28 March 2022, I received the following from the patient advocates office, quoted completely:
“We have received your secure message addressing your concerns. I will be sending a Patient Advocate Tracking notification with your concerns to our Primacy Care Service for review. They will be contacting you via telephone to discuss your concerns.”
I never heard anything from this mysterious “Primary Care Service” group/team. 01 April 2022 was the first response, and that was from the PCP. Sourcing the Department of Veterans Affairs (VA) and the Office of Inspector General (VA-OIG), the PCP is the second most important member of the Patient-Aligned Care Teams (PACT) at the VA; the patient is the essential member and an actively engaged and knowledgeable patient is preferred. I promise the VA-OIG has not even scratched the surface of the problems with recalcitrant, snowflake, and bureaucratic PCPs endangering patient health with the VA. Not my first run-in with an inept PCP; I sincerely hope it is my last!
In returning to the 01 April call, we find another interesting piece of data. The PCP affirmed that abdominal pain could radiate from, say a hernia, to other parts of the abdomen, but this is for a specialist to diagnose, not a Family Practitioner. Get that; the PCP is directly reversing all the published documentation by the VA and the VA-OIG by declaring that a specialist is the only person who can adequately decipher and detail why pain is occurring—putting all the PCPs in the VA Health Administration under the bus as merely button pushers and drug dealers. Then the PCP has the temerity, nay the chutzpah, to suggest a trust deficiency existing between myself and the PCP. Is it any wonder that people are detested, forlorn, melancholy, madder than a wet chicken with a raging case of hemorrhoids with the care they receive from VA healthcare providers?
Again, I repeat, only for emphasis, when any updates arrive on this issue, I will publish them in their entirety to allow the VA the opportunity to rebut, refute, or explain. Like the ongoing saga with VISN 22, the Phoenix VAMC, and being arrested and injured three times by the VA Police, I am not holding my breath and awaiting a logical response. If this were the only problem in the two weeks since the PCP shenanigans, the VA would be in pretty good shape. Alas, we know, dear readers, that the VA is in dire condition, and the elected leaders need to be scrutinizing the VA a LOT more closely than they are.

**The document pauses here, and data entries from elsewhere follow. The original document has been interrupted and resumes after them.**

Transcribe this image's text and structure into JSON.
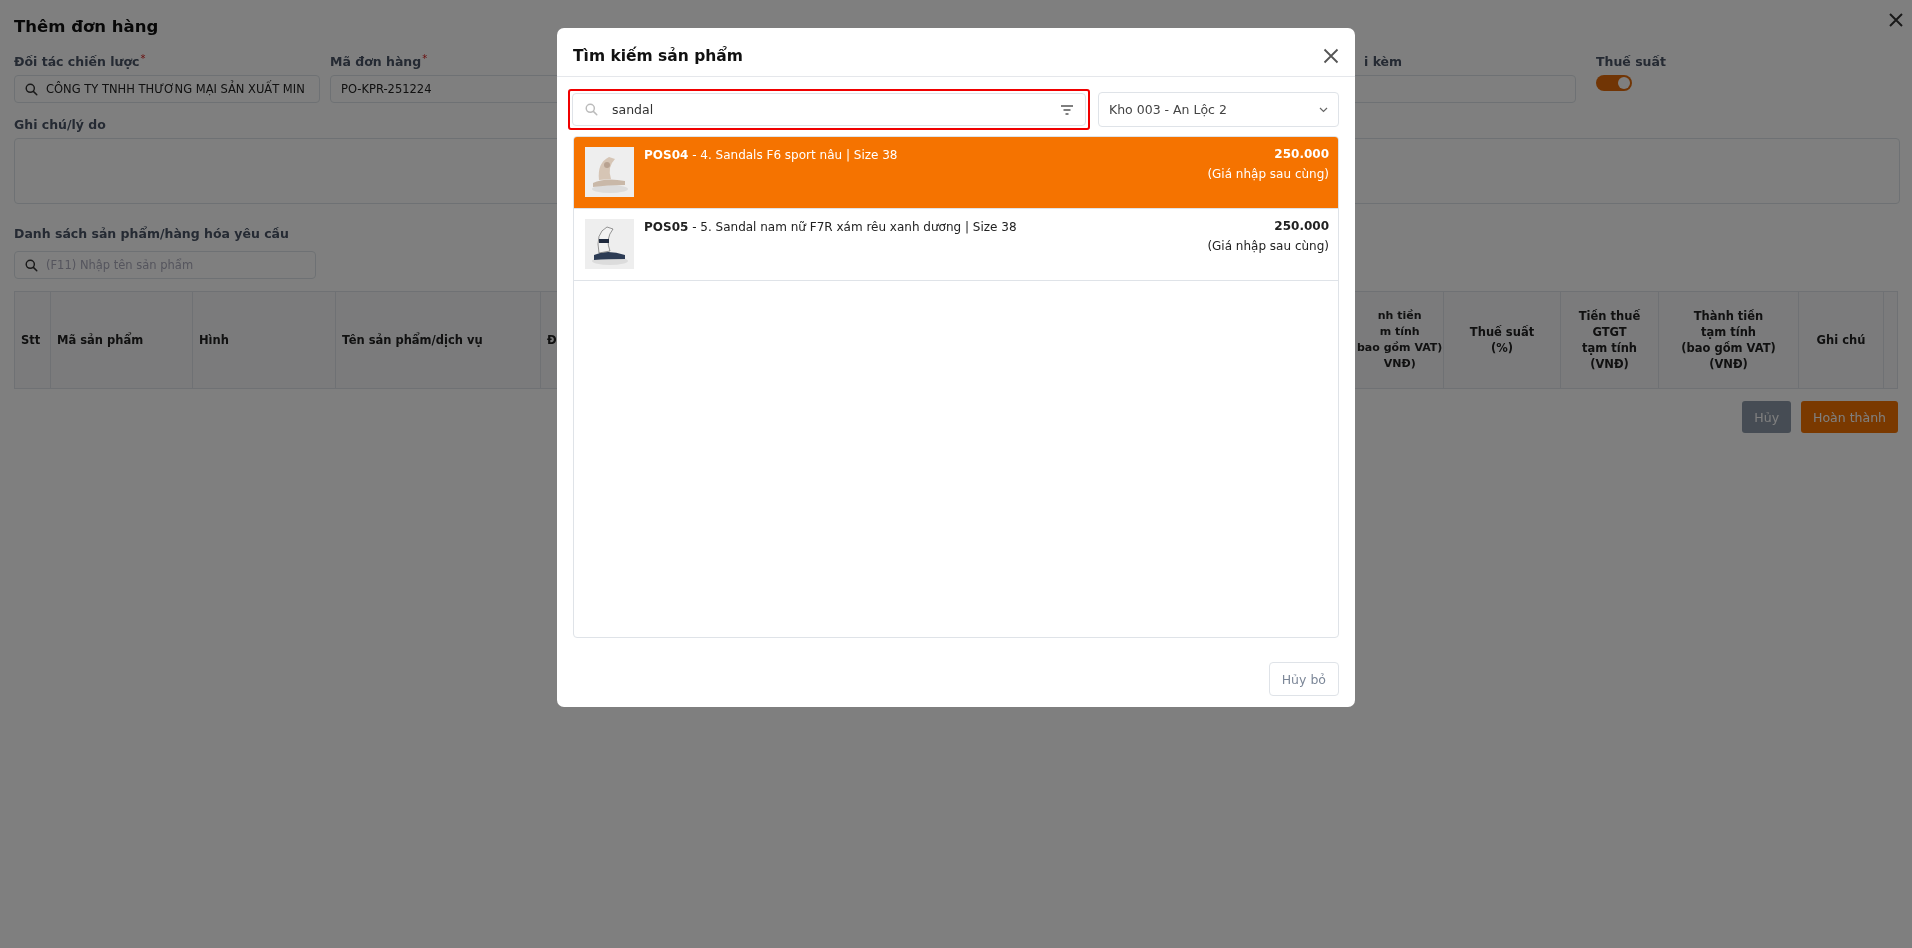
{
  "page": {
    "title": "Thêm đơn hàng",
    "fields": [
      {
        "label": "Đối tác chiến lược",
        "required_mark": "*",
        "value": "CÔNG TY TNHH THƯƠNG MẠI SẢN XUẤT MIN",
        "search": true
      },
      {
        "label": "Mã đơn hàng",
        "required_mark": "*",
        "value": "PO-KPR-251224",
        "search": false
      }
    ],
    "attach_label": "i kèm",
    "tax": {
      "label": "Thuế suất",
      "on": true
    },
    "note_label": "Ghi chú/lý do",
    "products_label": "Danh sách sản phẩm/hàng hóa yêu cầu",
    "product_search": {
      "placeholder": "(F11) Nhập tên sản phẩm"
    },
    "table": {
      "columns": [
        "Stt",
        "Mã sản phẩm",
        "Hình",
        "Tên sản phẩm/dịch vụ",
        "Đ",
        "nh tiền\nm tính\nbao gồm VAT)\nVNĐ)",
        "Thuế suất\n(%)",
        "Tiền thuế\nGTGT\ntạm tính\n(VNĐ)",
        "Thành tiền\ntạm tính\n(bao gồm VAT)\n(VNĐ)",
        "Ghi chú"
      ]
    },
    "buttons": [
      {
        "kind": "secondary",
        "label": "Hủy"
      },
      {
        "kind": "primary",
        "label": "Hoàn thành"
      }
    ]
  },
  "modal": {
    "title": "Tìm kiếm sản phẩm",
    "search": {
      "value": "sandal",
      "highlighted": true
    },
    "warehouse": "Kho 003 - An Lộc 2",
    "results": [
      {
        "code": "POS04",
        "name": " - 4. Sandals F6 sport nâu | Size 38",
        "price": "250.000",
        "note": "(Giá nhập sau cùng)",
        "selected": true
      },
      {
        "code": "POS05",
        "name": " - 5. Sandal nam nữ F7R xám rêu xanh dương | Size 38",
        "price": "250.000",
        "note": "(Giá nhập sau cùng)",
        "selected": false
      }
    ],
    "cancel": "Hủy bỏ"
  }
}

We begin the latest chapter of VA-OIG reports with yet another physician bilking the government:
“Robert Clay Smith, a Louisiana physician, pleaded guilty to conspiracy to commit healthcare fraud, wire fraud, and illegal remunerations (taking kickbacks). According to court documents, the scheme, which ran from 2013 until 2017, involved individuals associated with a medical supply and billing company recruiting Smith to dispense pain creams and patches to his workers’ compensation patients by offering him a split of the profits. The company acted as the billing agent for Smith, handling all the paperwork and submitting the allegedly fraudulent claims to the US Department of Labor, Office of Workers’ Compensation Programs, and private insurers. In exchange, the company paid Smith 50 to 55 percent of the profits collected from successfully billing insurers, at markups of 15 to 20 times what the medications cost.”
Plus the following:
“Robert Schneiderman of Langhorne, Pennsylvania, admitted to participating in a massive compounded-medication kickback scheme that he and others ran out of a pharmacy in Clifton, New Jersey. Schneiderman pleaded guilty in federal court to one count of conspiracy to commit healthcare fraud and one count of conspiracy to violate the Anti-Kickback Statute. From 2014 through 2016, Schneiderman and his coconspirators used Main Avenue Pharmacy, a mail-order pharmacy with a storefront in New Jersey, to run a fraud and kickback scheme involving compounded drugs like scar creams, pain creams, migraine mediation, and vitamins. Schneiderman was the president of Main Avenue Pharmacy and was a founder and CEO of its corporate parent. Main Avenue Pharmacy received over $34 million in reimbursements from healthcare benefit programs on compounded medications alone. Approximately $8 million of that total was paid by federal payers. Schneiderman himself earned over $400,000 through the course of the scheme. This case was investigated by the VA OIG, FBI, Department of Defense OIG, Defense Criminal Investigative Service, and Department of Health and Human Services OIG.”
Don’t forget this one:
“Dr. Harry Doyle, a psychiatrist from Philadelphia, Pennsylvania, and his wife, Sonya Doyle, have agreed to pay $3 million to resolve alleged violations of the False Claims Act. The alleged violations include submitting false billing to the US Department of Labor Office of Workers’ Compensation Programs (OWCP) for psychiatric services that were not provided and upcoding and double-billing patient claims. The Doyles have also agreed to be voluntarily excluded from federal healthcare programs for 25 years as part of the settlement. This is the largest recovery against a single psychiatrist in the history of the OWCP. A multiagency investigation of Dr. Doyle’s practice revealed that from January 2013 through April 2021, the Doyles allegedly billed for services not rendered, some of which occurred when they were not physically present in the United States. This case was investigated by the VA OIG, the Department of Labor OIG, and the United States Postal Service OIG.”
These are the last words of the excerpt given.